Being Certain about Estimative Uncertainty

Being Certain about Estimative Uncertainty

I love it when my teenager says something like, “You know Dad, that’s how they designed it,” when in fact, my child does not have any evidence to support his conclusion. It’s spoken as a hard truth, with enthusiastic declaration. If it’s a fact – stick to the facts people. Too often we find individuals involved in cyber defense and threat research and response doing the same thing. It’s so easy to jump to conclusions, be tricked by nefarious threat agents and make mistakes in complex digital crime investigations. Sometimes a researcher just wants to be right or have that new ‘big news’ discovery. This is why it’s so essential that analysts be certain about estimative uncertainty.

 

If there was a CIA triangle for threat analysts it would probably be something like “C” for checking your facts, “I” for integrity and “A” for audit your work. Making sure you have properly researched, qualified and articulated finished intelligence is essential. To drive this point home I often use the following real-world example in training:

 

While researching a possible exploit kit URL a researcher receives a 404 error. After finishing the investigation, the researcher then states the following in a report:

 

“The exploit kit was offline at the time of testing.”

 

The above conclusion is a perfectly normal and reasonable assumption, but incorrect in this case. Imagine being the analyst and company that says an exploit kit is offline when in fact, it’s still up and running, and exploiting at will! In this real-world example the researcher previously used the same IP address to research kits. The threat agents behind such exploit kits included that IP into a blacklist so if it is seen researching their exploit kit link they are redirected to a fake 404 error page (not found response). In a security world of cat and mouse between the good guys and the bad guys, this is all too common.

 

Knowing the tools, tactics and procedures (TTPs) of nefarious actors potentially would tip off the analyst that there could be more going on that meets the eye in the research case. However, let’s face it. Even if you’re a ninja you can’t know it all, and eventually something will happen that will get past all your experience and knowledge and “Spidey” senses. So, how do you avoid being wrong, misleading or tricked into such reporting and findings?

 

One thing my teenager had right was the attitude of sticking to the facts. If we do that in this case we see that on a certain date and time from a certain IP, operating system, user-agent, etc., a 404 error was the result. Notice in that explanation that I added additional details previously not included. Being factual and very specific helps to create context.

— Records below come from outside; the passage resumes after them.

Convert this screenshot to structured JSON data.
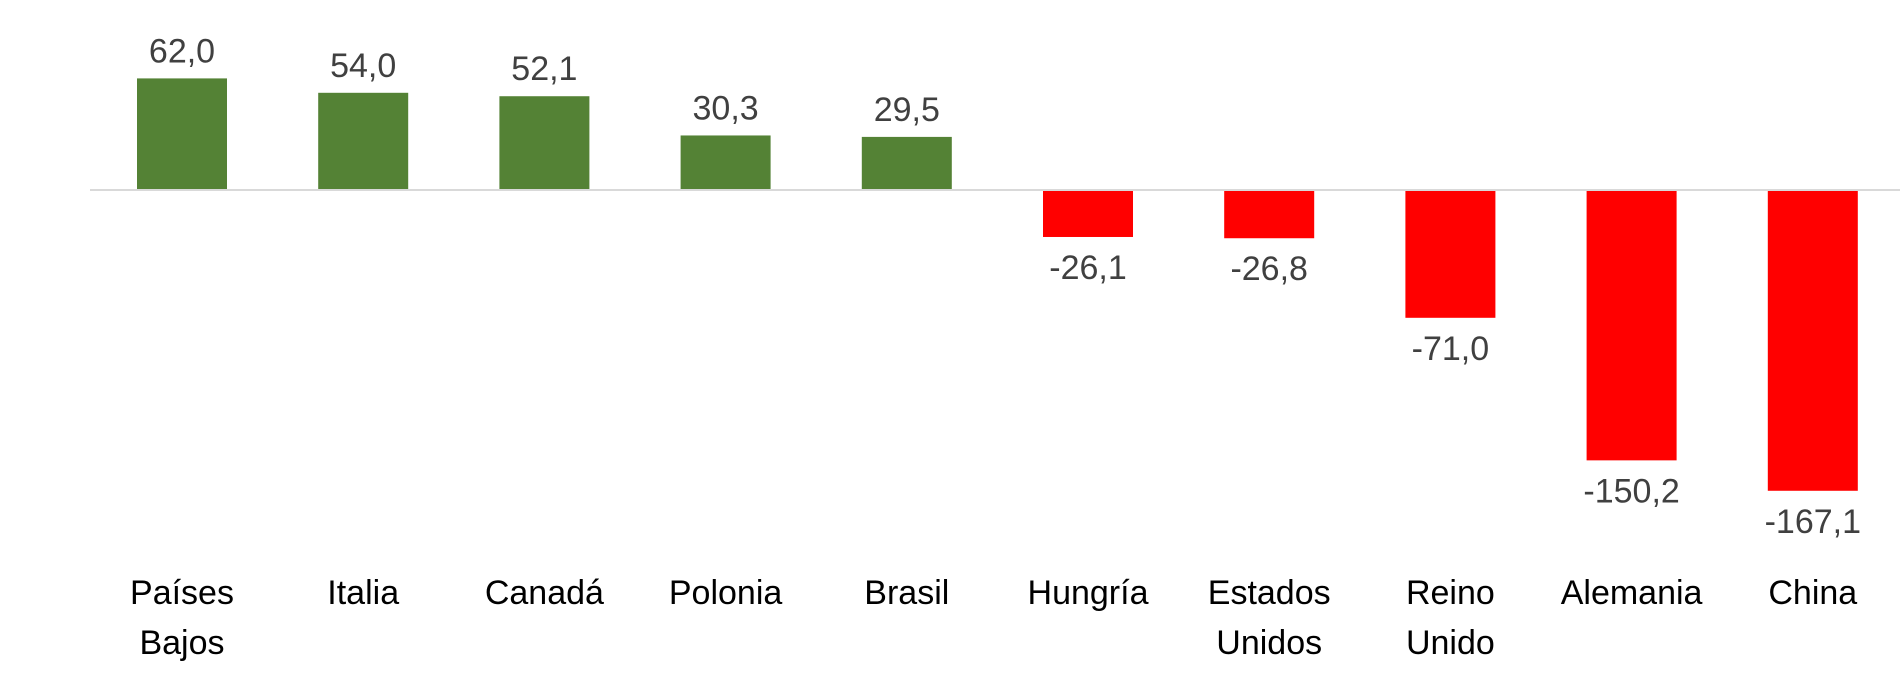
{
  "chart_data": {
    "type": "bar",
    "categories": [
      [
        "Países",
        "Bajos"
      ],
      [
        "Italia"
      ],
      [
        "Canadá"
      ],
      [
        "Polonia"
      ],
      [
        "Brasil"
      ],
      [
        "Hungría"
      ],
      [
        "Estados",
        "Unidos"
      ],
      [
        "Reino",
        "Unido"
      ],
      [
        "Alemania"
      ],
      [
        "China"
      ]
    ],
    "values": [
      62.0,
      54.0,
      52.1,
      30.3,
      29.5,
      -26.1,
      -26.8,
      -71.0,
      -150.2,
      -167.1
    ],
    "value_labels": [
      "62,0",
      "54,0",
      "52,1",
      "30,3",
      "29,5",
      "-26,1",
      "-26,8",
      "-71,0",
      "-150,2",
      "-167,1"
    ],
    "positive_color": "#548235",
    "negative_color": "#FF0000",
    "baseline_color": "#D9D9D9",
    "grid": false,
    "legend": "none",
    "ylim": [
      -170,
      70
    ]
  }
}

Countless times I’ve read through finished intel only to ask myself, “Did they test it with a Windows or Linux based user-agent string or software? Did they try going to the site from different geo-located IPs and countries?” Including specific details in your reporting helps the reader understand what they need to know so they can take action. Take, for example, the following:

 

“A ransomware sample was executed on a Windows 10 endpoint used by a developer but encryption did not take place.”

 

This is another real-world example where details like the operating system version and user (developer) matters. An individual reading the report may be able to use this in their own testing and research. It could help them discover that the installation of Python on the developer’s endpoint stopped the ransomware from executing its payload since it thought it was being monitored or researched. Some organizations use this type of information to great creative such as installing Python on all machines to help mitigate the potential impact of ransomware on an endpoint.

 

Also, using qualified estimative language is essential in writing finished intelligence.  While you can go off the deep end on this subject it comes down to accurately describing – objectively – your findings instead of presenting conclusions and interpretations. Take, for example, the tricky subject of passive DNS, where former domains are associated with an IP that may or may not be related to a threat investigation:

 

“The following passive domains were found to be related to the espionage C&C IP within the past six months. Based upon the format of the domain names and patterns of WHOIS registration, it appears likely that these domains are part of the espionage campaign.”

 

It’s easy to say, “Ah ha! We have more C&Cs baby!” Everyone wants to be the super hero or get that discovery, but we all are valuing more and more signal instead of noise in a big data global world. You can establish terms for use policy and procedure to help establish likelihood, certainty, confidence, and trust of sources and analysts as you write your finished intel. This is how one can be certain about the uncertainty that comes with intel.  As normally we only see bits and pieces of much larger campaigns and nefarious activities.  

 

As an anecdotal take-away, consider reviewing the following types of probability in your reporting: almost certain, probable, chances about even, probably not, almost certainly not. When you’re done you’ll find that you’ve likely done a better job of assessing uncertainty than you have about eliminating it (pun intended).

 

In conclusion, it’s your job to establish integrity in the outcome of your research and response derivatives. Taking full ownership, cautioning against assumptions and leaning heavily upon tradecraft like estimative geek speak within financial intelligence (FININT) is essential in an ever-increasing complex global cyber threat landscape. Stick to the facts, that you can prove and repeat in findings, and let the reader decide next steps as they consume your intel.

Ken Dunham
Senior Director, Technical Cyber Threat Intelligence
Ken Dunham has spent 30 years in cybersecurity, consulting in adversarial counterintelligence, forensics, Darknet Special Ops, phishing and hacking schemes, AI/BI, machine learning and threat identification.